A scoping review was performed on peer-reviewed research papers published subsequent to 2010. The final searches of the PubMed, Ovid Medline, Embase, and Scopus databases were executed on February 14, 2023. Each study included in the report assessed the financial burdens and implications of a CDSS-centric intervention in comparison to the prevailing hospital operations. Employing narrative synthesis, the findings were comprehensively summarized. Each individual study was subsequently assessed in light of the Consolidated Health Economic Evaluation and Reporting (CHEERS) 2022 checklist.
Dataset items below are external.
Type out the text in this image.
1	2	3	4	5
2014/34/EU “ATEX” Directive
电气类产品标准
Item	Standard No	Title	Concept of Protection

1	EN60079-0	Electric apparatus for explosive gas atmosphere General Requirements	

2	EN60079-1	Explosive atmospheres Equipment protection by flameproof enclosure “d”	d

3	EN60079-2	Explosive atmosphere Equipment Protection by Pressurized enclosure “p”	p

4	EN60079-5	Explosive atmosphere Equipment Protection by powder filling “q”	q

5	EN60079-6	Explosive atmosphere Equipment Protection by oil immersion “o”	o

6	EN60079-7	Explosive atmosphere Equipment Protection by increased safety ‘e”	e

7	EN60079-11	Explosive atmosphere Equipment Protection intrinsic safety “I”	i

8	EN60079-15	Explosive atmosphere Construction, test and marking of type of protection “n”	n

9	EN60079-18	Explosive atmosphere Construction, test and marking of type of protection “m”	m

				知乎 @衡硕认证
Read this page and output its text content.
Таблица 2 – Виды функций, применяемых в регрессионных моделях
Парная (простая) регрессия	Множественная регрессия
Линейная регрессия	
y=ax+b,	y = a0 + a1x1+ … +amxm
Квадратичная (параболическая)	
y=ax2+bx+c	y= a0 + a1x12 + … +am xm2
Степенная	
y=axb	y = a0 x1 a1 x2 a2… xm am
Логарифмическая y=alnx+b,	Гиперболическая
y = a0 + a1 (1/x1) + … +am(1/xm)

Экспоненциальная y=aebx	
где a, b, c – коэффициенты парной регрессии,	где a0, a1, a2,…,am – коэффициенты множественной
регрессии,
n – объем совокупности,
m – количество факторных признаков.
The investigation included twenty-nine publications, appearing after 2010, to enhance the research. A comprehensive evaluation of CDSS systems was undertaken across five areas: adverse event surveillance (5 studies), antimicrobial stewardship (4 studies), blood product management (8 studies), laboratory testing (7 studies), and medication safety (5 studies). From a hospital perspective, all the studies evaluated costs, but their resource valuations and consequence measurements for CDSS implementation varied. Future research should follow the recommendations of the CHEERS checklist, employ methodologies that account for confounding variables, and examine both the financial burden of CDSS implementation and the level of patient adherence; it should further analyze the ramifications, both immediate and delayed, of behavior modifications instigated by the CDSS, and assess the impact of variability in outcomes across patient subgroups.
Implementing consistent evaluation and reporting procedures will permit a more detailed comparison of promising initiatives and their subsequent utilization by decision-makers.
Streamlined evaluation and reporting practices ensure consistent comparisons of promising programs and their subsequent uptake by decision-makers.
This study investigated the practical application of a curricular unit. This unit aimed at immersing rising ninth-grade students in socioscientific issues, with a focus on data collection and analysis of health, wealth, educational attainment, and the effect of the COVID-19 pandemic within their communities. A state university in the Northeast hosted an early college high school program. 26 rising ninth graders (14-15 years old; 16 female, 10 male) from this program were overseen by the College Planning Center.